Countless sums of money are spent on marketing to guide customers through the virtual front door, to help them find what they are looking for or even to give purchase recommendations. But when it comes to getting paid, so little is done to make it easy for the customer.
By Stripe ANZ Head of Growth Hayley Hopwood.
Stripe ANZ Head of Growth Hayley Hopwood.
We all felt this desperate feeling when we tried to buy something online. You have finally found the item you were looking for and there is only one left in stock. Then you come to the checkout. The form skips around on the page, doesn't fit on your screen, and requires you to scroll through the five year options for your card's expiration date. One wonders whether it's really worth it.
With eight out of ten lost sales in Australia failing on the checkout side, businesses need to see improving checkout quality as a key lever in protecting revenue.
Checkout form design
Australian consumers expect a fast, intuitive and mobile-optimized payment experience, with a third (35%) saying they would abandon a purchase if the payment took more than two minutes. Dealers fail this two-minute test. Just under half (47%) of consumers say that it takes them an average of more than three minutes to complete a purchase. As a result, a quarter (25%) of online shoppers abandoned a purchase in the past year due to a long checkout process.
If your business sells online, you go through the checkout process yourself to share the experience with your customers and find time to watch others go through as they can interact with your checkout in different ways. Also check out other people's registers and you'll find that the little details, like automatically displaying the correct card logo when someone starts entering their number, can make a huge difference to the overall experience.
Mobile device optimization has been talked about for so long that I wouldn't blame you for rolling your eyes at this subheading. But customer expectations are still not being met. While smartphones account for more than 50% of e-commerce traffic, shopping carts are abandoned more than twice as quickly on mobile devices as they are on desktop computers.
Even today, 13 years after the introduction of the iPhone, we see registers that do not automatically adjust to the size of the customer's device. While it's true that mistakes like not adjusting to screen size are becoming increasingly rare, we still see that 13% of websites in Australia don't offer number keys for entering card numbers, and very few websites offer digital wallets like Apple Pay or Google Pay that allow for a convenient one-click payment experience.
How important it is to be local
If mobile optimization feels like an old, unsolved problem, local optimization is much older and far from a solution.
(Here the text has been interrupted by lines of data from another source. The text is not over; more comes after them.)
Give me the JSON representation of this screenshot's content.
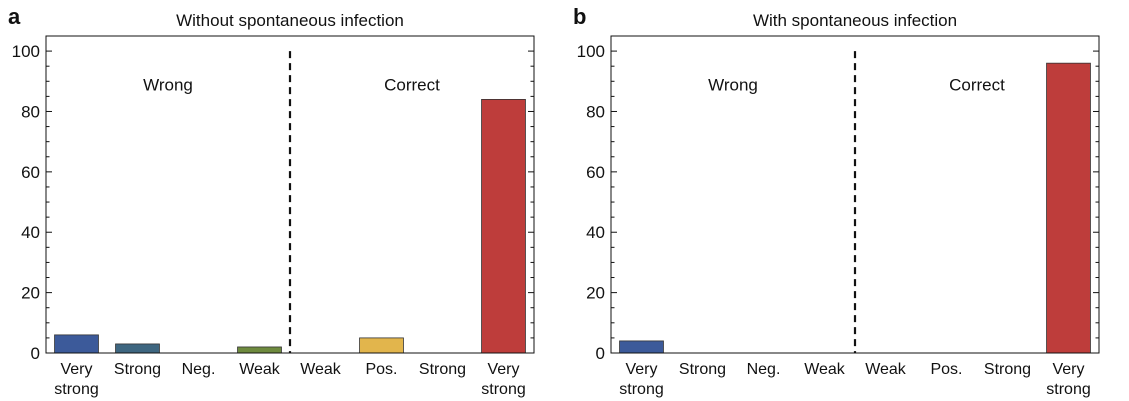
{
  "chart_data": [
    {
      "type": "bar",
      "panel_label": "a",
      "title": "Without spontaneous infection",
      "xlabel": "",
      "ylabel": "",
      "ylim": [
        0,
        105
      ],
      "yticks": [
        0,
        20,
        40,
        60,
        80,
        100
      ],
      "grid": false,
      "categories": [
        [
          "Very",
          "strong"
        ],
        [
          "Strong"
        ],
        [
          "Neg."
        ],
        [
          "Weak"
        ],
        [
          "Weak"
        ],
        [
          "Pos."
        ],
        [
          "Strong"
        ],
        [
          "Very",
          "strong"
        ]
      ],
      "values": [
        6,
        3,
        0,
        2,
        0,
        5,
        0,
        84
      ],
      "bar_colors": [
        "#3C5A9A",
        "#3E6680",
        "#5E7B55",
        "#6E8A3E",
        "#BFA24A",
        "#E2B54C",
        "#C56A4E",
        "#BE3D3B"
      ],
      "regions": [
        {
          "label": "Wrong"
        },
        {
          "label": "Correct"
        }
      ]
    },
    {
      "type": "bar",
      "panel_label": "b",
      "title": "With spontaneous infection",
      "xlabel": "",
      "ylabel": "",
      "ylim": [
        0,
        105
      ],
      "yticks": [
        0,
        20,
        40,
        60,
        80,
        100
      ],
      "grid": false,
      "categories": [
        [
          "Very",
          "strong"
        ],
        [
          "Strong"
        ],
        [
          "Neg."
        ],
        [
          "Weak"
        ],
        [
          "Weak"
        ],
        [
          "Pos."
        ],
        [
          "Strong"
        ],
        [
          "Very",
          "strong"
        ]
      ],
      "values": [
        4,
        0,
        0,
        0,
        0,
        0,
        0,
        96
      ],
      "bar_colors": [
        "#3C5A9A",
        "#3E6680",
        "#5E7B55",
        "#6E8A3E",
        "#BFA24A",
        "#E2B54C",
        "#C56A4E",
        "#BE3D3B"
      ],
      "regions": [
        {
          "label": "Wrong"
        },
        {
          "label": "Correct"
        }
      ]
    }
  ]
}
Too many Australian registers are built on the false assumption that consumers in other markets will follow the same payment habits as they do in the company's home market. Indeed, Australia has a deeply fragmented and idiosyncratic web of payment cultures and preferences.
19% of Australian consumers abandoned a purchase in the past year because their preferred payment method was not available. Interestingly, the solution is about offering the right combination of payment options rather than increasing the number of payment methods.
Offering the right local payment options will help increase sales. A separate Stripe study found that companies saw a 27% increase in sales when they offered Afterpay. Likewise, the offering of Alipay, a popular payment method in China, has doubled business revenue for Chinese consumers.
Don't leave any receipts on the table
Our research has explored many of the most visited websites across Australia that you can't expect basic errors to occur in such a multitude. But when it comes to checkout design, we see more and more David beating Goliath.
Ironically, that's because great checkout design comes from the size. You want to look at many transactions to model which small iterations can have some impact on the conversion. The Goliaths of the Internet rely on in-house teams to take advantage of their own custom size, but smaller websites that use SaaS-based checkouts take advantage of the vast expertise of outside software vendors and the combined size of millions of websites.
About Hayley Hopwood
Hayley Hopwood is Head of Growth at Stripe ANZ. Prior to joining Stripe in 2019, Hayley held positions at Travelex, Western Union, PayPal and Australia Post. She has been in the finance and technology sector for more than 20 years and is passionate about leveraging new technology and navigating teams through the ever-changing landscape. Hayley was recognized as one of the leading female executives at the Women in Payments Symposium 2020.
Stripe is a technology company building an economical infrastructure for the Internet. Businesses of all sizes use Stripe software to accept online payments and conduct sophisticated financial transactions in more than 100 countries. Stripe helps new businesses get started and grow their sales, and established businesses accelerate into new markets and introduce new business models. Stripe aims to increase the GDP of the internet.